The long-standing partnership between CRDG and the University Laboratory School (ULS) entered a new phase this year with a change in administrative structure, but as Principal Keoni Jeremiah wrote in his back-to-school letter, the fundamental partnership between COE/CRDG and ULS remains unchanged.
The ULS serves two interlocking missions: to design and deliver to its students the best possible education and to serve the educational research and development community through the invention and testing of high quality educational programs. The student population is randomly selected from among applicants to represent a broad cross section reflecting the state population distribution of gender, academic achievement, family income, and ethnicity. All students are in school for 7.5 hours each day and take a challenging comprehensive curriculum that includes English, mathematics, science, social studies, art, and music each year as well as foreign languages and electives beginning in grade ten. The school has no tracking of students. All students take the identical core curriculum in high school in non-segregated classes. All students graduate ready for college, work, and responsible citizenship.
The school curriculum is performance-based and built on multi-year sequences of learning emphasizing creativity, inquiry, problem solving, and active learning. The broad range of activities included in the school’s core curriculum allows its students to excel in state- and national-level competitions in all areas. Approximately 80 percent of ULS students participate in activities outside of school in visual and performing arts, speech, mathematics, music, writing, science, social studies, and athletics.
The school is widely recognized as successful with diverse learners, as substantiated by high scores on standardized tests, graduation rates, and post-secondary enrollment. Non-academic indicators that add to this picture of success include daily attendance rates between 95 and 98 percent, and consistent post-secondary acceptance rates in the neighborhood of 98 percent.

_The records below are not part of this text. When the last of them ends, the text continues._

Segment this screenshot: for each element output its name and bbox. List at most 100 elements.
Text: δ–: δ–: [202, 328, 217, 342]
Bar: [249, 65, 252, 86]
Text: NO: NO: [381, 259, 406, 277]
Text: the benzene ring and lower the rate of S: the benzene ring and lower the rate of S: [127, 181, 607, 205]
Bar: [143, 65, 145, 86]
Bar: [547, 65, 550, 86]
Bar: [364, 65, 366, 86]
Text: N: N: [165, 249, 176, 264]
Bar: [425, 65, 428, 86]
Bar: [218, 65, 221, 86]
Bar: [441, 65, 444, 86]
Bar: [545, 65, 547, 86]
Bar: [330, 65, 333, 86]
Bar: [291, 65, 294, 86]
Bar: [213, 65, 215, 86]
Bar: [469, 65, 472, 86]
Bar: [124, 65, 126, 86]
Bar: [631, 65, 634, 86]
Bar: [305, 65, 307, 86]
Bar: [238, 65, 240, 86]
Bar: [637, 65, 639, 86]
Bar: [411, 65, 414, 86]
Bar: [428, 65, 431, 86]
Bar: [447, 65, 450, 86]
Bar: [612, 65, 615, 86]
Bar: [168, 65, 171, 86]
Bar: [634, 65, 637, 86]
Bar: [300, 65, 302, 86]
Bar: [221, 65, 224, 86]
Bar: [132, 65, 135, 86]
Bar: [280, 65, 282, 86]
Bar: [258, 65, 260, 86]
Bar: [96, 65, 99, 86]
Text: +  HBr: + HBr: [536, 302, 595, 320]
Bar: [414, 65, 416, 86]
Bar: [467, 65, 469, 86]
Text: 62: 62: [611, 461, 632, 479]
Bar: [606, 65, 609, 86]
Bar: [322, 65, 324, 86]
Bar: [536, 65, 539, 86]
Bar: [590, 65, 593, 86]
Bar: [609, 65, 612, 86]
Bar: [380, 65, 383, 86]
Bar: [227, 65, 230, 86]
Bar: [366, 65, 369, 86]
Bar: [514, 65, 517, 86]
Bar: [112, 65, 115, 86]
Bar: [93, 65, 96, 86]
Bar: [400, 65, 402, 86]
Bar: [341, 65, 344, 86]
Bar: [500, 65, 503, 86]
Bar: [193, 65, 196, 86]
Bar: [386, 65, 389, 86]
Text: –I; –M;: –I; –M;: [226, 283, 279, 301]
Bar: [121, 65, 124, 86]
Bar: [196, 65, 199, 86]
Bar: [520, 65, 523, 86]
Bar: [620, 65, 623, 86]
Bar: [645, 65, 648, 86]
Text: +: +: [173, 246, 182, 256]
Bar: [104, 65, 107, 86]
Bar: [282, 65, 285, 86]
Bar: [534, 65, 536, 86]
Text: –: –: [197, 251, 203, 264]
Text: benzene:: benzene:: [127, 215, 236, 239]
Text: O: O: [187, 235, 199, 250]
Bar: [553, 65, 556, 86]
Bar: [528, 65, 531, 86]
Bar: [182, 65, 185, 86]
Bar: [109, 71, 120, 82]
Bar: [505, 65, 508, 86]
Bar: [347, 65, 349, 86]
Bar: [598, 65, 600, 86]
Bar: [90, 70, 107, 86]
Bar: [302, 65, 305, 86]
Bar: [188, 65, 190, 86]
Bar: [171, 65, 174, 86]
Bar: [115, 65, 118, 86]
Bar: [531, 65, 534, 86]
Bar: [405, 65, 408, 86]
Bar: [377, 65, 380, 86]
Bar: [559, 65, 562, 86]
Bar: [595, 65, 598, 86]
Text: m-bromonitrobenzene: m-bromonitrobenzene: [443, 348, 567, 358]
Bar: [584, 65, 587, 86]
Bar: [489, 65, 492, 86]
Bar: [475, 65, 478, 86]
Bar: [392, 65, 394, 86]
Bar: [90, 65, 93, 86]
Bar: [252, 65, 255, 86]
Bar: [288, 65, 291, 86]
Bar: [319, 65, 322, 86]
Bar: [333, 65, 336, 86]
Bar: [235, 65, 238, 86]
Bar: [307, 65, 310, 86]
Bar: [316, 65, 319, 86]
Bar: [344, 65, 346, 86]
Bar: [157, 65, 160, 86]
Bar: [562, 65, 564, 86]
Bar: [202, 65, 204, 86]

Among the changes in the school this year was a new administrative team that saw old friends return to the school to serve in new roles. Keoni Jeremiah, who had served as vice principal from 2004 to 2009, became principal in 2009. In his letter to students and parents, he described his history and connections to the school:
The University Laboratory School is a very special place to me as I have had the privilege and experience of being a student, coach, and vice principal over the course of the past twenty-four years. All of these opportunities have provided me with many very rewarding experiences and I will do my best to continue these opportunities for all of the current and future University Laboratory School students.
It is difficult to express the excitement I am feeling in being the new principal of the University Laboratory School. It is an honor and privilege to be at the service of an outstanding faculty and the wonderful parents and students that make up our school community.
Joining Jeremiah in the role of vice principal is long-time ULS administrator Peter Estomago. Estomago has served, over the past 19 years, as teacher, assistant athletic director and interim principal. Betty Nakamoto returned to the school office where she had worked from 1988 to 2002. Tracy Teixeira, Dean of Students, and James Bukes, Athletic Director, join these three to complete the administrative team.